Dightman, dressed in a starched collared shirt and tan chaps with three dark leather diamonds running down the sides, slid his legs around the flesh-and-blood powder keg, careful to keep his spurs turned out. He slipped his right hand into the braided hold behind the Brahman’s muscular hump. Red dust billowed from the bull’s hide as the grass rope—the only thing Dightman was allowed to hold on to—was pulled tight as a hangman’s halter around the animal’s midsection. His hand now strapped in the rigging, Dightman leaned forward until he was nearly looking down between the bull’s horns.

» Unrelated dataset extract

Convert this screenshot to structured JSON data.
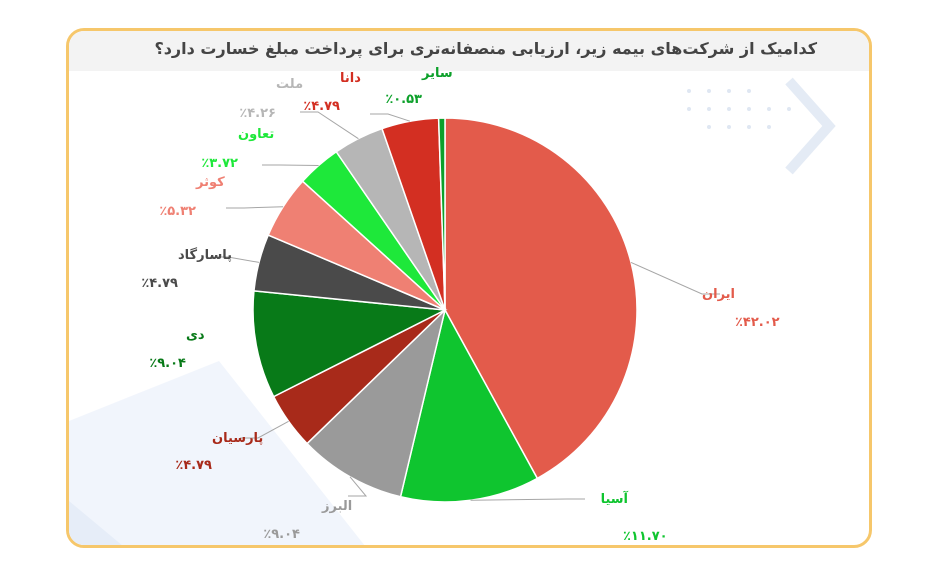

He closed his left hand into a fist as he raised it high above his cream-colored cowboy hat.
To make a qualified ride, a cowboy has to hang on for eight seconds without his free hand touching himself or the bull. If he “makes eight,” judges will give the ride a score, with a total of a hundred possible points—fifty for how hard the bull bucked and fifty for the rider’s ability to stay in control. If Dightman held on, this ride could send him to the top of the standings. He took a breath, then nodded. The chute flung open.